BOWLING THEM UNDER
College football coaches are strong on the benefits of competition, but after what happened to bowl-bound teams last weekend, when several that had already been tapped were beaten (page 62), even they might agree that it can be overdone.
Bowl selection committees, under pressure from TV networks with which they are affiliated, have always pressed for earlier dates for choosing their teams. In response the NCAA adopted a rule in 1967 barring selection before the third week in November. It was honored in the breach, and this season the rule was dropped. The pressures against holding that dateline, apparently, were too great.
The NCAA, the bowls and the networks will do better for the game and themselves by readopting the bid-date rule and setting it back to, say, Dec. 1, when most teams have completed their schedules and the country has a fairly good idea who should be playing in the postseason games. If the three do not, they will get exactly what they deserve—large blocks of empty seats and TV ratings that won't stand up against those of " Mickey Mouse" reruns.
THE FALLS OF ACADEME
Sociologist Gideon Aran gives every impression of being a man who is onto something. The question is, what?
Jumping straight into his subject, he wrote in the American Journal of Sociology, "The unusual social aspects of parachuting provide a rich potential for sociological study." Then he turned the air cloudy.

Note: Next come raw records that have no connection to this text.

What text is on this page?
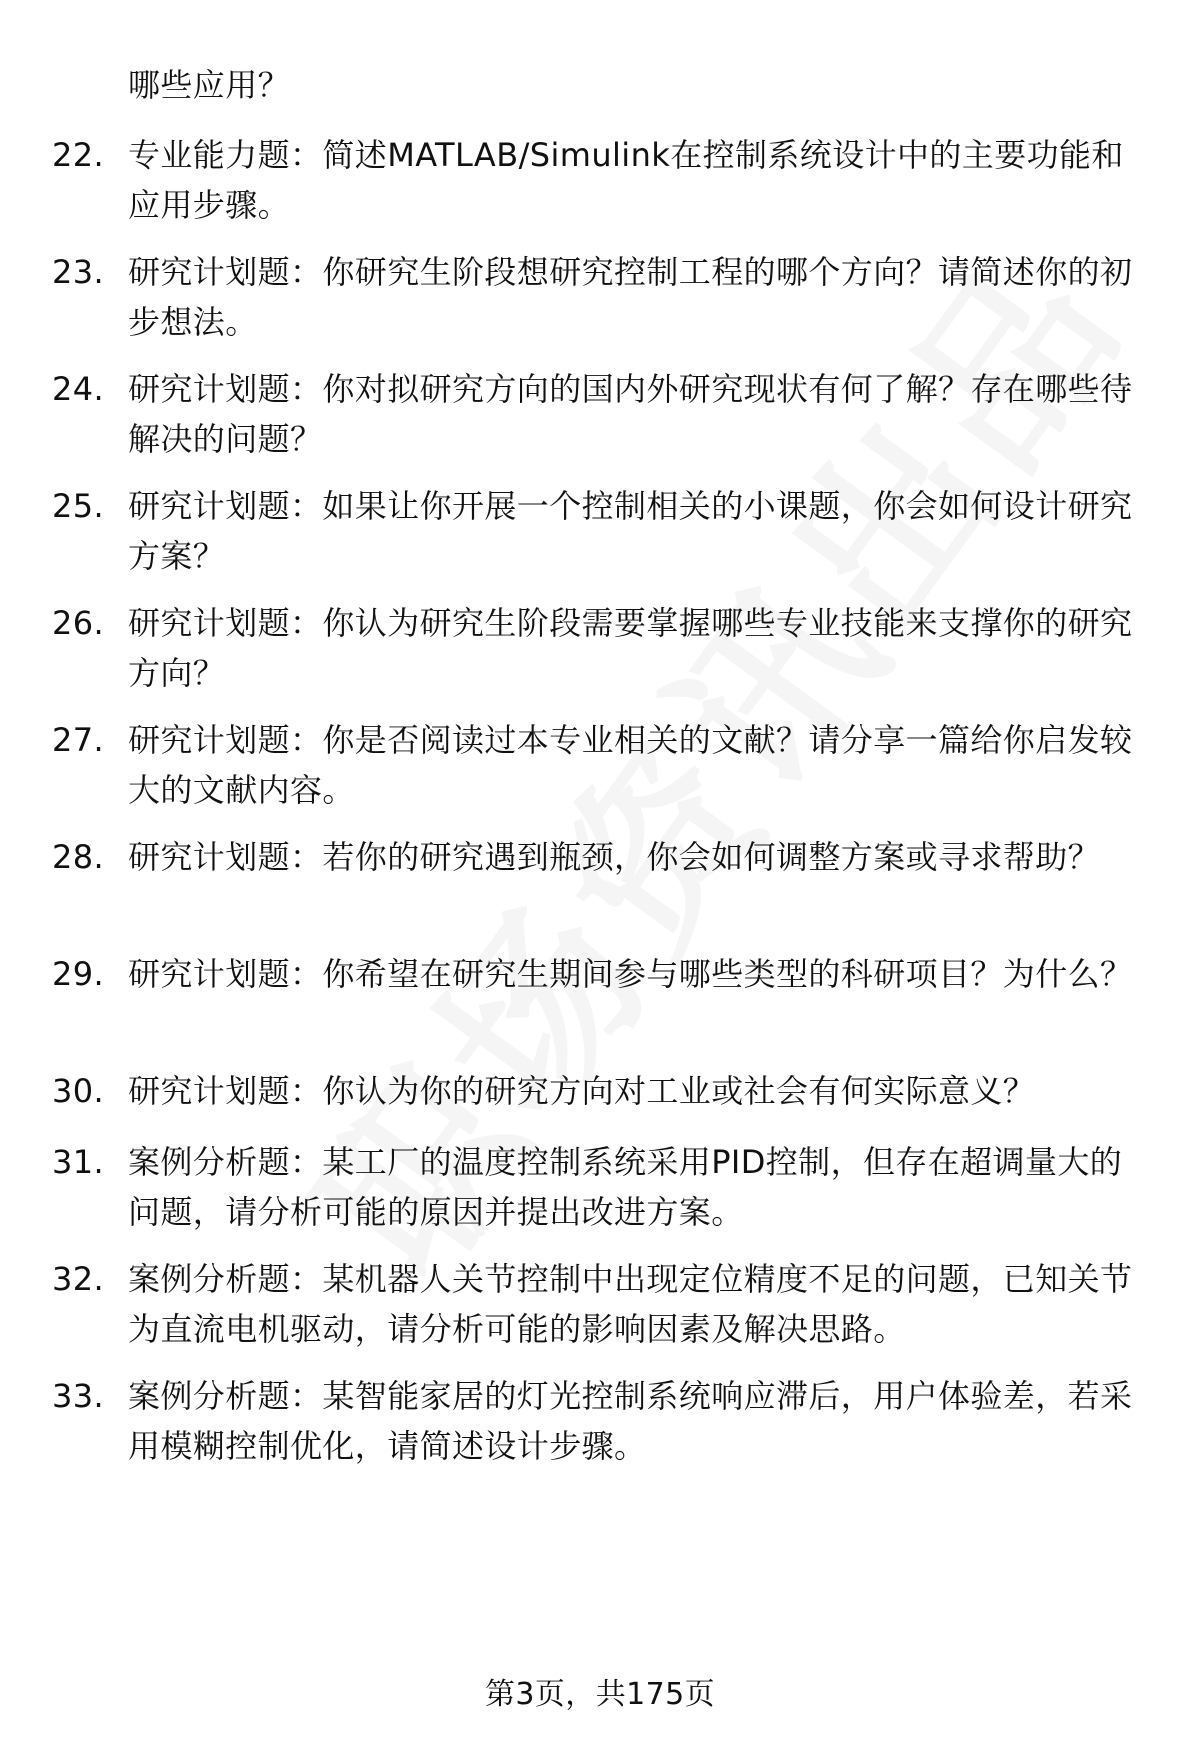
哪些应用？
22. 专业能力题：简述MATLAB/Simulink在控制系统设计中的主要功能和应用步骤。
23. 研究计划题：你研究生阶段想研究控制工程的哪个方向？请简述你的初步想法。
24. 研究计划题：你对拟研究方向的国内外研究现状有何了解？存在哪些待解决的问题？
25. 研究计划题：如果让你开展一个控制相关的小课题，你会如何设计研究方案？
26. 研究计划题：你认为研究生阶段需要掌握哪些专业技能来支撑你的研究方向？
27. 研究计划题：你是否阅读过本专业相关的文献？请分享一篇给你启发较大的文献内容。
28. 研究计划题：若你的研究遇到瓶颈，你会如何调整方案或寻求帮助？
29. 研究计划题：你希望在研究生期间参与哪些类型的科研项目？为什么？
30. 研究计划题：你认为你的研究方向对工业或社会有何实际意义？
31. 案例分析题：某工厂的温度控制系统采用PID控制，但存在超调量大的问题，请分析可能的原因并提出改进方案。
32. 案例分析题：某机器人关节控制中出现定位精度不足的问题，已知关节为直流电机驱动，请分析可能的影响因素及解决思路。
33. 案例分析题：某智能家居的灯光控制系统响应滞后，用户体验差，若采用模糊控制优化，请简述设计步骤。
第3页，共175页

"Within a few moments, the highly integrated collectivity that has dominated its individual members (prejump phase) changes drastically into a tenuous, anomic social situation that gives rise to a very egocentric individuality followed by a return to the former state (postjump phase). This bipolarity of parachuting provides a rare opportunity to study a nearly ideal-typical manifestation of extreme opposite social forms contained within an organizational setting. The sequence of the three phases of the jump, and the dialectical relationship between them, is analyzed here in terms of personal regression leading to social regression, and vice versa."
Sort of makes you hope the parachutes never open.